RSUP Dr. Hasan Sadikin Bandung

A. PENDAHULUAN
Manajemen merupakan suatu pendekatan dinamis dan proaktif dalam menjalankan
suatu kegiatan organisasi, sehingga tujuan dari organisasi tersebut dapat tercapai. Dalam
lingkup keperawatan, seperti yang telah disebutkan sebelumnya, proses manajemen
digunakan untuk mencapai tujuan organisasi keperawatan yaitu memberikan pelayanan
keperawatan yang berkualitas dan professional. Untuk menempuh hal tersebut maka
diperlukan adanya suatu visi, misi dan tujuan yang jelas. Selain itu dalam kegiatannya,
manajemen keperawatan juga memerlukan suatu manajerial yang dilaksanakan melalui
tahap-tahap pengkajian (kajian situasional), perencanaan (strategis dan operasional),
implementasi, dan evaluasi.
B. LATAR BELAKANG
Metode tim merupakan salah satu pengorganisasian tugas pelayanan keperawatan yang dibagi
dalam beberapa tim dengan anggota kelompok yang berbeda-beda dalam merawat
sekelompok pasien. Berdasarkan kajian situasi yang telah dilaksanakan selama 3 hari pada
tanggal 6-8 September 2012 di ruang bedah anak, maka diketahui bahwa ruangan telah
menerapkan pengelolaan dengan menggunakan metode tim.

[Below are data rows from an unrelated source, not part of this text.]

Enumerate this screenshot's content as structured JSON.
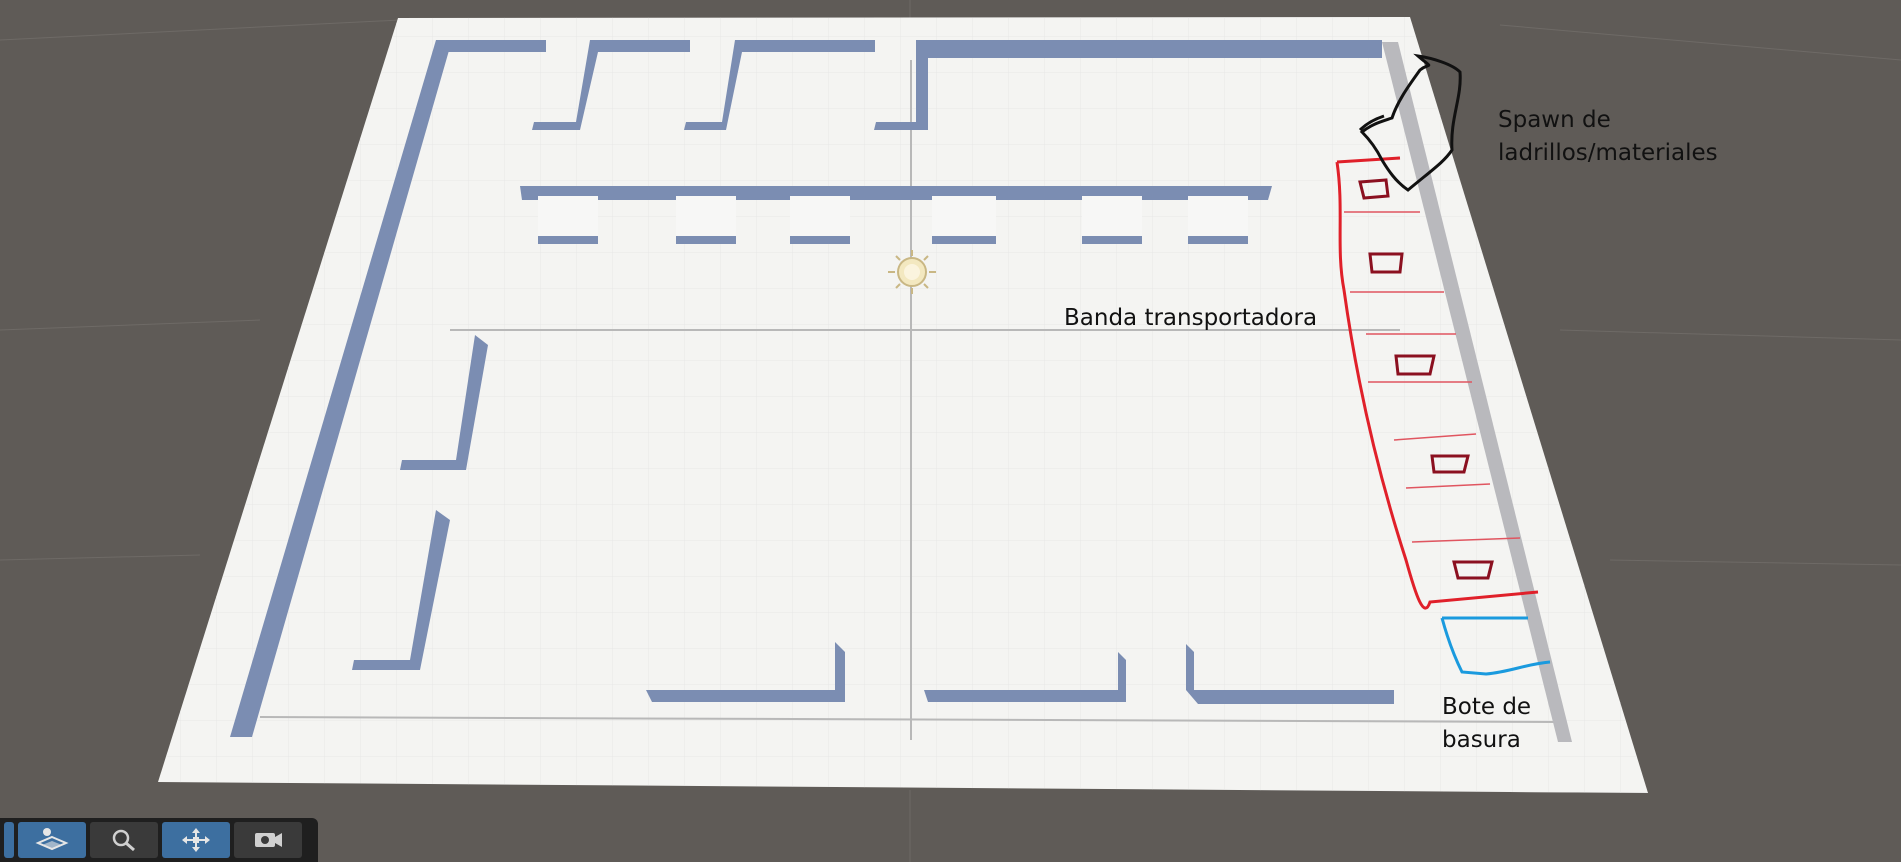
{
  "annotations": {
    "spawn_line1": "Spawn de",
    "spawn_line2": "ladrillos/materiales",
    "conveyor": "Banda transportadora",
    "trash_line1": "Bote de",
    "trash_line2": "basura"
  },
  "colors": {
    "background": "#5f5b57",
    "floor": "#f2f2f0",
    "wall_shadow": "#7b8db2",
    "conveyor_outline": "#e0202a",
    "bricks_outline": "#8b1020",
    "trash_outline": "#1a9ade",
    "spawn_outline": "#111111",
    "toolbar_active": "#3d6fa0"
  },
  "toolbar": {
    "tools": [
      {
        "icon": "edge-tool-icon",
        "active": true
      },
      {
        "icon": "layers-icon",
        "active": true
      },
      {
        "icon": "magnifier-icon",
        "active": false
      },
      {
        "icon": "move-arrows-icon",
        "active": true
      },
      {
        "icon": "camera-icon",
        "active": false
      }
    ]
  }
}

Namun pada pelaksanaannya
masih belum optimal, berdasarkan hasil wawancara dan observasi maka di dapatkan masih
ada perawat yang belum memahami bagaimana metode tim itu seharusnya dilaksanakan.
Untuk itulah kelompok 2 praktik profesi manajemen di ruang bedah anak akan mengadakan
kegiatan-kegiatan terkait dengan pelaksanaan metode baik itu berupa sosialisasi dan juga
simulasi pelaksanaan metode tim tersebut.

C. TUJUAN
1. Tujuan Umum
Metode tim berjalan dengan optimal.
2. Tujuan Khusus.
Dalam 10 hari :

Perawat terpapar kembali informasi mengenai metode tim.

Perawat dan mahasiswa praktikan mampu mensimulasikan metode tim.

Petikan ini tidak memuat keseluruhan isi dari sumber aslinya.